5 ways to beat OEMs • TechCrunch

Creating a disturbance Hardware parts startups can be very interesting. Few things compare to the joy of physically interacting with your creation when you design and build it from scratch.

But hardware startups are challenging. “Which came first, the chicken or the egg?” Think of it as the business version of the age-old question. You need to know which comes first: the components you create or the tools designed to use those components.

This may seem like an easy question to answer, but it’s not. For example, our company has developed a new way to deliver long-distance wireless electricity using infrared light. To “capture” those electrical beams, however, the devices must have receiver chips built into them, and product designers must radically modify their devices to run on wireless power.
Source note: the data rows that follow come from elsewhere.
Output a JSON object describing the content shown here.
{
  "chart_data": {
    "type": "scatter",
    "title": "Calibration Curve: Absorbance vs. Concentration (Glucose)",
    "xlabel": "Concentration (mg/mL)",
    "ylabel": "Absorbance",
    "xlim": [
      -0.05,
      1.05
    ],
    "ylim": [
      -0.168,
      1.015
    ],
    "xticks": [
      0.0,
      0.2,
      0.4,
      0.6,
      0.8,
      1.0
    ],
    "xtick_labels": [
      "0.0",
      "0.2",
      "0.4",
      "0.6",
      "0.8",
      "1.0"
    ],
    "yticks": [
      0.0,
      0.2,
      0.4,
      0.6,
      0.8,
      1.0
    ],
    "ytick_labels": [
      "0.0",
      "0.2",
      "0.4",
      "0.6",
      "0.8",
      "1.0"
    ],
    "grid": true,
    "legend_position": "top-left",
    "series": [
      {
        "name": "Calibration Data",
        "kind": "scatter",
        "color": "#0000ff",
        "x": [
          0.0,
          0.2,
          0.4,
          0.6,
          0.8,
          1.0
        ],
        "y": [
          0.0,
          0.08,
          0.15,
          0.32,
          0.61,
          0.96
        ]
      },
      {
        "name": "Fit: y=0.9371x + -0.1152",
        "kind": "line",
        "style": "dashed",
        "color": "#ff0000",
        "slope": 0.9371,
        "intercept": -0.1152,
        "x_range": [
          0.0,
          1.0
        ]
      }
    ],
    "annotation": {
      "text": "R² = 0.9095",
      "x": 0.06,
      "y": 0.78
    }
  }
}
We hoped that manufacturers would be excited about our system and move quickly to update their products. We got positive feedback too, but mostly they simply didn’t have any bandwidth to interrupt when they were struggling with their load of running a business and worrying about getting calls. They liked the idea but put it on the back burner.

So we started building devices with built-in important receivers to show how they work. Here are five things you should do if you’re on the same path.

Creating your own tools doesn’t mean abandoning your original goal of supplying components for use by other manufacturers.

Start with just one

Let’s be honest. The chances of cargo containers or Qualcomm SoCs achieving world-changing success are slim. So there is no point in rushing when building a hardware startup. Instead, start by making a single prototype that you can use to show OEMs.

Don’t worry about perfecting this first version of your device or packing it with all the features you envisioned. Think of people as a relatively abstract display that can provide as much insight as possible.

For example, we developed a small digital display device for a supermarket shelf that works without wireless power. We 3D printed it and used some tape on the inside to keep things in place. The sole purpose was to show buyers a proof of concept that proved our idea.

While showing off your first device, gauge people’s reactions and ask for both initial impressions and constructive feedback. Will they use it? Want more? What would make it work better?